Sonja Lakic

Presentation

Sonja Lakić is an internationally trained architect, urban designer and planner, and a researcher with a PhD in Urban Studies. Her work evolves around the everydayness of contemporary cities and architecture, with a particular interest in anthropological and sociological aspects of architectural design and built environment and, most of all, lived forms of buildings. Topics of Sonja’s curiosity include (but are not limited to) open architecture, dialectical urbanism, buildings as living archives, emotional geographies, ethics of care, architecture and happiness, notion of home and practices of homemaking, housing and informality, homeownership and cultural heritage in the post-conflict societies. Sonja operates across different disciplines and scales, works visually and collects oral histories, practicing unconventional ethnography and storytelling mainly through photography and filmmaking, curating architecture, exhibitions, and her own life. In 2020, Sonja’s project “Apartment Biographies”, which was based on her PhD research on the post-socialist urban transformation of medium-sized ex Yugoslav cities, assigned her with the badge of Future Architecture 2020 Fellow. Sonja was appointed visiting researcher and a guest lecturer at ISCTE Lisbon and Universidad NOVA de Lisboa.
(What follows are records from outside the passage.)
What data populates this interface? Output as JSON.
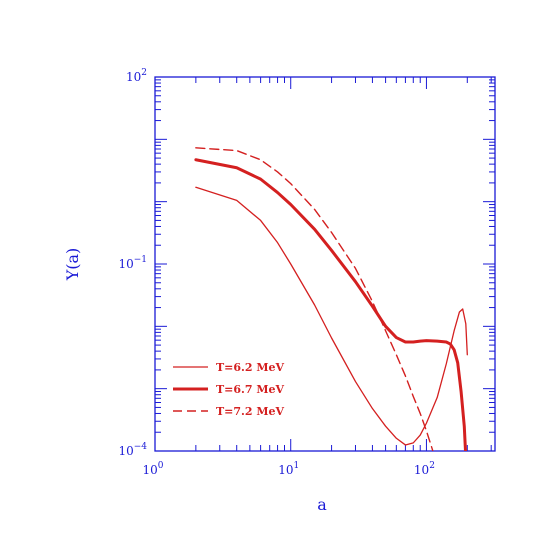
{
  "chart_data": {
    "type": "line",
    "xlabel": "a",
    "ylabel": "Y(a)",
    "xscale": "log",
    "yscale": "log",
    "xlim": [
      1,
      320
    ],
    "ylim": [
      0.0001,
      100
    ],
    "grid": false,
    "legend_position": "bottom-left",
    "x_ticks": [
      {
        "value": 1,
        "base": "10",
        "exp": "0"
      },
      {
        "value": 10,
        "base": "10",
        "exp": "1"
      },
      {
        "value": 100,
        "base": "10",
        "exp": "2"
      }
    ],
    "y_ticks": [
      {
        "value": 0.0001,
        "base": "10",
        "exp": "−4"
      },
      {
        "value": 0.1,
        "base": "10",
        "exp": "−1"
      },
      {
        "value": 100,
        "base": "10",
        "exp": "2"
      }
    ],
    "series": [
      {
        "name": "T=6.2 MeV",
        "style": "thin-solid",
        "points": [
          [
            2,
            1.7
          ],
          [
            4,
            1.05
          ],
          [
            6,
            0.5
          ],
          [
            8,
            0.22
          ],
          [
            10,
            0.1
          ],
          [
            15,
            0.022
          ],
          [
            20,
            0.0065
          ],
          [
            30,
            0.0013
          ],
          [
            40,
            0.00048
          ],
          [
            50,
            0.00025
          ],
          [
            60,
            0.00016
          ],
          [
            70,
            0.000125
          ],
          [
            80,
            0.000135
          ],
          [
            90,
            0.00018
          ],
          [
            100,
            0.00028
          ],
          [
            120,
            0.00072
          ],
          [
            140,
            0.0025
          ],
          [
            160,
            0.0085
          ],
          [
            175,
            0.017
          ],
          [
            185,
            0.019
          ],
          [
            195,
            0.011
          ],
          [
            200,
            0.0035
          ]
        ]
      },
      {
        "name": "T=6.7 MeV",
        "style": "thick-solid",
        "points": [
          [
            2,
            4.7
          ],
          [
            4,
            3.5
          ],
          [
            6,
            2.3
          ],
          [
            8,
            1.4
          ],
          [
            10,
            0.9
          ],
          [
            15,
            0.36
          ],
          [
            20,
            0.165
          ],
          [
            30,
            0.052
          ],
          [
            40,
            0.021
          ],
          [
            50,
            0.01
          ],
          [
            60,
            0.0066
          ],
          [
            70,
            0.0056
          ],
          [
            80,
            0.0056
          ],
          [
            90,
            0.0058
          ],
          [
            100,
            0.0059
          ],
          [
            120,
            0.0058
          ],
          [
            140,
            0.0056
          ],
          [
            150,
            0.0052
          ],
          [
            160,
            0.0042
          ],
          [
            170,
            0.0026
          ],
          [
            180,
            0.0009
          ],
          [
            190,
            0.00025
          ],
          [
            195,
            8e-05
          ]
        ]
      },
      {
        "name": "T=7.2 MeV",
        "style": "dashed",
        "points": [
          [
            2,
            7.3
          ],
          [
            4,
            6.6
          ],
          [
            6,
            4.7
          ],
          [
            8,
            3.0
          ],
          [
            10,
            1.95
          ],
          [
            15,
            0.75
          ],
          [
            20,
            0.32
          ],
          [
            30,
            0.085
          ],
          [
            40,
            0.025
          ],
          [
            50,
            0.0085
          ],
          [
            60,
            0.0035
          ],
          [
            70,
            0.0016
          ],
          [
            80,
            0.00075
          ],
          [
            90,
            0.0004
          ],
          [
            100,
            0.00021
          ],
          [
            110,
            0.00011
          ],
          [
            115,
            8e-05
          ]
        ]
      }
    ]
  }
}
She is a member of the international ETNO.URB network and has been collaborating with different institutions and organisations worldwide, such as Future Architecture Platform, Lisbon Architecture Triennale, MAXXI -  Museo nazionale delle arti del XXI secolo, Copenhagen Architecture Festival, MAO – Museum of Architecture and Design in Ljubljana, Slovenia, Estonian Museum of Architecture etc.

Research Project

«Tales from the Peripheral: Melancholy and the Other. Curating Cities and Placemaking in the post-Yugoslav urban space » brings to light the ‘how’ of places across the former Yugoslav urban space, making an original scientific contribution on socio-cultural practice of curating cities and shaping places through the perspective of “melancholy and the other” (Akcan, 2005). The research approaches the aforementioned cities as the non-western subjects that swing between the fascination and resistance towards the modern “West” while (re)constructing and (re)establishing the post-Yugoslav identity of their own. Working across different disciplines, such as architecture, urban anthropology and ethnography, sociology and urban geography, and altering between different scales, the tales from the peripheral track lived forms of cities, narrating the everydayness of rather controversial practices of appropriation and production of space and, finally, dominant cultural politics, juxtaposing these with grand narratives and macro histories in the making. Understanding melancholy as “a mode of collective production” that constitutes the human state of mind and emotions (Akcan, 2005), the research focuses on authorities-initiated practices that evoke ethnically clean national histories, while simultaneously collecting voices of residents through series of micro-narratives in the form of storytelling, photographs and films. This is a journey through landscapes of anarchy and a portrayal of the everyday subversive practices; a chronicle of day-to-day political manoeuvres and attempts to be validated as contemporary enough; an investigation of life unfolding in the peripheral places across the country that is long gone and is no more; a chronicle of what takes place in the outskirts of Europe; an atlas and a visual testimonial of a new spatial phenomenon, new morals and ethics,  freedom, social upheaval and demographic change.